Grevi ezen Genel-İş merkezi ve ona yandaşlık yapan Anadolu Yakası 1 Nolu Şube ve sessizliği ile CHP ile karşı karşıya gelmek istemeyen DİSK'i de sarsma fırsatı kaçırılmıştır. DİSK'e kendi tarihini hatırlatan, mücadeleci sendikaların yüzünü yere düşüren bu çizgisine karşı Gebze'de direnen metal işçilerini, Tuzla'da iş cinayetlerine karşı direniş tarihi yaratanları, girilmez denilen yerde taşeron sağlık işçilerini örgütleyen DİSK'in devrimci-işçi sınıfı mücadelesi tarihini geliştirme, yeni bir kanal açma fırsatı da kaçırılmıştır. Grevdeki işçi öncülerine, sendikanın şube yönetimindeki kararlı-emekçi bileşimine, kadın işçilerin örgütlü mor dayanışma listesi gibi güçlü mücadele damarlarına, politik niteliği güçlü olan bir işçi kitlesine sahip bir sendika şubesinden mücadelenin ve ona gözünü dikmiş milyonlarca emekçinin bunu isteme hakkı vardır.
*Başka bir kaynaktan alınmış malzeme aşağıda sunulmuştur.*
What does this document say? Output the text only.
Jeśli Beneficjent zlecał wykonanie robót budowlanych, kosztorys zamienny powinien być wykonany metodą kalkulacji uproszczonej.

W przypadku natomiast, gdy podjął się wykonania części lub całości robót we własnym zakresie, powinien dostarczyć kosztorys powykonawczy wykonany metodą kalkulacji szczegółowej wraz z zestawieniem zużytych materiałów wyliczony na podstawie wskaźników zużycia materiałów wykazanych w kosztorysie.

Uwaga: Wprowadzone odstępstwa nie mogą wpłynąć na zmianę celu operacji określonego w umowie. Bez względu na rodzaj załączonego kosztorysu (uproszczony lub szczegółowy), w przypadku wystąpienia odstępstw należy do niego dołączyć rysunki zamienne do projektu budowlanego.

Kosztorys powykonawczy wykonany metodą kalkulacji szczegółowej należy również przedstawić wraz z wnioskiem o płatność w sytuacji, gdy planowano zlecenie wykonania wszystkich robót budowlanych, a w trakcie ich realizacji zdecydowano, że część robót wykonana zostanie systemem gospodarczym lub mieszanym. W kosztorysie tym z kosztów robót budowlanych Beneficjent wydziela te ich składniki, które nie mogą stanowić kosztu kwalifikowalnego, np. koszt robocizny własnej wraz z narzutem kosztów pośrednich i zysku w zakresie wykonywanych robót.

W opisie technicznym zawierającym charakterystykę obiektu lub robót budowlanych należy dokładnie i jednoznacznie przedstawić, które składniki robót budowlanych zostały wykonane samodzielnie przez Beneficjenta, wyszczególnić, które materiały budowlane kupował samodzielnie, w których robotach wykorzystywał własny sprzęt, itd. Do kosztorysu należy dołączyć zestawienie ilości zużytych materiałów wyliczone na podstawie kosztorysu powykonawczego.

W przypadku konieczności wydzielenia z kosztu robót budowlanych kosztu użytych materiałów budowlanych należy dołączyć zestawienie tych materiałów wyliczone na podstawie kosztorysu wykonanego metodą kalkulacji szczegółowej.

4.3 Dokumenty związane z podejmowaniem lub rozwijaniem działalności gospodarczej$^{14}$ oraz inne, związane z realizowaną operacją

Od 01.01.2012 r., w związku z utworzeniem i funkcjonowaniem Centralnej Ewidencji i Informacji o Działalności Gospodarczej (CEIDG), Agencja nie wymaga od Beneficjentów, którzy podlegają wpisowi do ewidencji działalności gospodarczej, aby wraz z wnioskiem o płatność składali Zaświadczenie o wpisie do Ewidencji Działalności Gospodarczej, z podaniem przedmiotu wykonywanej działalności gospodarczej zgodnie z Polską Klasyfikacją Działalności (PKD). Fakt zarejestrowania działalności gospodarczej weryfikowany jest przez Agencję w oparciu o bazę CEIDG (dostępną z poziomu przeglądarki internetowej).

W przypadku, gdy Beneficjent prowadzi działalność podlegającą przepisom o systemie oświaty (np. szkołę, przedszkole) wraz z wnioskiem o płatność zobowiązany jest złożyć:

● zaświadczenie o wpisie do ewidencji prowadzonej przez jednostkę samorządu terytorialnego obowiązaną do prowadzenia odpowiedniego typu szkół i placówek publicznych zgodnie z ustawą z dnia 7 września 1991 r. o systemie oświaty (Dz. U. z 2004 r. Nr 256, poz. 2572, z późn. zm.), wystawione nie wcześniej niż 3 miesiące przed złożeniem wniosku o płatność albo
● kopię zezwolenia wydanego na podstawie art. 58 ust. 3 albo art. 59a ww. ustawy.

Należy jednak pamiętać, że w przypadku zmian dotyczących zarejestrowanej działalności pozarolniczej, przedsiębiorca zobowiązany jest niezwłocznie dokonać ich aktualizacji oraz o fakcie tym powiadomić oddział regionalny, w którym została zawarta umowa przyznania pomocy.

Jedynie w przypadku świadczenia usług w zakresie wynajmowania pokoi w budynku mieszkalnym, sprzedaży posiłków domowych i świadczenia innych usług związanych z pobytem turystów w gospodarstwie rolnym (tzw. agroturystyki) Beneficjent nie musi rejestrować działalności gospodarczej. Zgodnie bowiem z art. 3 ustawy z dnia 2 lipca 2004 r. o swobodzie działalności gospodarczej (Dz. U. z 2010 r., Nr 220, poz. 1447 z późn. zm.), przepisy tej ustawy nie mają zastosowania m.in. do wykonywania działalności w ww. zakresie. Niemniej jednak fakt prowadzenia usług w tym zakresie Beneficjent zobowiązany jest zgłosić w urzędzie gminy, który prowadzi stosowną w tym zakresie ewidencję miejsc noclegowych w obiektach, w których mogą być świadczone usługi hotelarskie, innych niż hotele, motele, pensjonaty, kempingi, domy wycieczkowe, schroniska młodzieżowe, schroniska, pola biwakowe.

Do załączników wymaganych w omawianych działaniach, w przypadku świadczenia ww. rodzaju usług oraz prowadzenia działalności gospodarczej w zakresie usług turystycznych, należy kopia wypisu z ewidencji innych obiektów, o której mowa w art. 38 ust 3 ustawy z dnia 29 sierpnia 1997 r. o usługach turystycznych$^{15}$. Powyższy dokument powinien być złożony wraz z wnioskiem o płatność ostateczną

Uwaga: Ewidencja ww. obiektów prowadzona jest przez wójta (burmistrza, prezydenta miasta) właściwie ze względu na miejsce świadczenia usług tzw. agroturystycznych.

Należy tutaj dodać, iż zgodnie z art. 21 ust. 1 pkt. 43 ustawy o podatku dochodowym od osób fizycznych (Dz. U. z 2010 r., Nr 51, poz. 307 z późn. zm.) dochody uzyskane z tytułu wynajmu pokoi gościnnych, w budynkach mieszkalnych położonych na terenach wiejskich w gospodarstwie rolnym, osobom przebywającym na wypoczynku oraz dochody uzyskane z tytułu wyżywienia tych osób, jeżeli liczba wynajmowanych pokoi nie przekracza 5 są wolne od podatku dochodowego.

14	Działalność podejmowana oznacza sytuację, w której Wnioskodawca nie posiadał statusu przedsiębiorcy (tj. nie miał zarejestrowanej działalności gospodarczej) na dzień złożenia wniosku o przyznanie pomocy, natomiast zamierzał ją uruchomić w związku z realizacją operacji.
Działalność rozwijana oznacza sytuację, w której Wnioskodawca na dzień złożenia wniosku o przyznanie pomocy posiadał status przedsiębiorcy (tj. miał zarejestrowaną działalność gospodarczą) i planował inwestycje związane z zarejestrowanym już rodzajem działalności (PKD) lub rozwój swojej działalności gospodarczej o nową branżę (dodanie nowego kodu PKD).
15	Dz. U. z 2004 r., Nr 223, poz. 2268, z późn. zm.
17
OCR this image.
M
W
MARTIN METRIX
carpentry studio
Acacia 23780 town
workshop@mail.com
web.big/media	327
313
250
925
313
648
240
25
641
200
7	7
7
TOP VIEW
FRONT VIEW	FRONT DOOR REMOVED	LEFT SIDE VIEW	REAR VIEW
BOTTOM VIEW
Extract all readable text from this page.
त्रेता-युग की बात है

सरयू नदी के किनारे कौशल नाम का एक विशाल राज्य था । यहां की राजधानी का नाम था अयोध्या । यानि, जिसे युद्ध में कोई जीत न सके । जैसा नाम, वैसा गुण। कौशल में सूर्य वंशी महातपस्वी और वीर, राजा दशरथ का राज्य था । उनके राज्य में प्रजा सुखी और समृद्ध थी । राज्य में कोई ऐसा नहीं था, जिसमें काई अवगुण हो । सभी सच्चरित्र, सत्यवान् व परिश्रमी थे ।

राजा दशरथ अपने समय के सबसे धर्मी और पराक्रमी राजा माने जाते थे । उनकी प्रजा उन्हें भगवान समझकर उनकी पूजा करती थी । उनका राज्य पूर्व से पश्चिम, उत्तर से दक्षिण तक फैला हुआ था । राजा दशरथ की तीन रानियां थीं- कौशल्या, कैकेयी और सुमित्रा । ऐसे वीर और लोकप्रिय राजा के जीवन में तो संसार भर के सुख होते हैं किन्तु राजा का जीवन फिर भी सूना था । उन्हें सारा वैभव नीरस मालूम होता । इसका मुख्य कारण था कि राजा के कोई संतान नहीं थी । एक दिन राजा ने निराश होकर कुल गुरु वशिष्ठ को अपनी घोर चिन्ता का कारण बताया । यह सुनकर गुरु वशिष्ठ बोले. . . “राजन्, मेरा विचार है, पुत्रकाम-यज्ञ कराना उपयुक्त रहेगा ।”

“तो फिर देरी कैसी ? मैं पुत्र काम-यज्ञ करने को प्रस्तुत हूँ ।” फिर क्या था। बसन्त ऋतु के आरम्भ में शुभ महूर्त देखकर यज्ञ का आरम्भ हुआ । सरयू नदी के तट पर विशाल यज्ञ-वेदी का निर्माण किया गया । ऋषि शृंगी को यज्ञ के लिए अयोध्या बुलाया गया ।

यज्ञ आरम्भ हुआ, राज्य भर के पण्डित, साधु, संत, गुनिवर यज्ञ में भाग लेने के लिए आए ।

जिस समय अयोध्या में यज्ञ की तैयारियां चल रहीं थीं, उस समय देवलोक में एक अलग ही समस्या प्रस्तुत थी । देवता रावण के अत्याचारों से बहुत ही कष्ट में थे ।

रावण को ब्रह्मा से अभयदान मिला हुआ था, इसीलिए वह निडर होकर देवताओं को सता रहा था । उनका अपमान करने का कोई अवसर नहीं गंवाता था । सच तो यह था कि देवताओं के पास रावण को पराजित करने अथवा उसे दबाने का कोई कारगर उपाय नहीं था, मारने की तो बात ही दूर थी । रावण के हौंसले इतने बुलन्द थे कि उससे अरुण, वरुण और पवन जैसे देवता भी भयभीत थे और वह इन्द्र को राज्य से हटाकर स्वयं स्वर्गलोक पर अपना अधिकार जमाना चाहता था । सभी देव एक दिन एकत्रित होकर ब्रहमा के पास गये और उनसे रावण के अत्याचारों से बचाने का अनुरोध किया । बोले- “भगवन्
Bütün bunlara bakarak bugün içinden geçtiğimiz zamanın fotoğrafına baktığımızda grevlerin ve direnişlerin her bir yandan kıvılcımlar saçarak ilerlediğini görüyoruz. Gebze'de, Soma'da, İzmir'de, Çorum'da işçiler faşizmin baskısı, yasakları altında direnişlerini inatla sürdürüyor. Buralarda işçi sınıfı mücadelesinin yeni dönem birçok eylem kılavuzu inşa ediliyor.

Diğer yandan işbirlikçi sendikal çizgiye karşı son yıllarda artan ve 2013'te 24 olan bugün ise 120'leri geçen bağımsız sendikaların örgütlediği direnişlerin ışıldayan sonuçları nasıl bir hattan yürünmesi gerektiğini gösteriyor.

İşte bu eksende, bugünden yarına ekonomik mücadele ile politik mücadeleyi, sınıf sendikacılığı hareketini inşa ederek sendikal mücadeledeki CHP eksenli-reformist-düzen içi anlayışlarla mücadele etmek, işyeri işyeri, atölye atölye fiili sözleşme ve direnişleri örgütleyerek bağımsız sendika kurmaktan çekinmeyen bir hattan yürümek gerekiyor.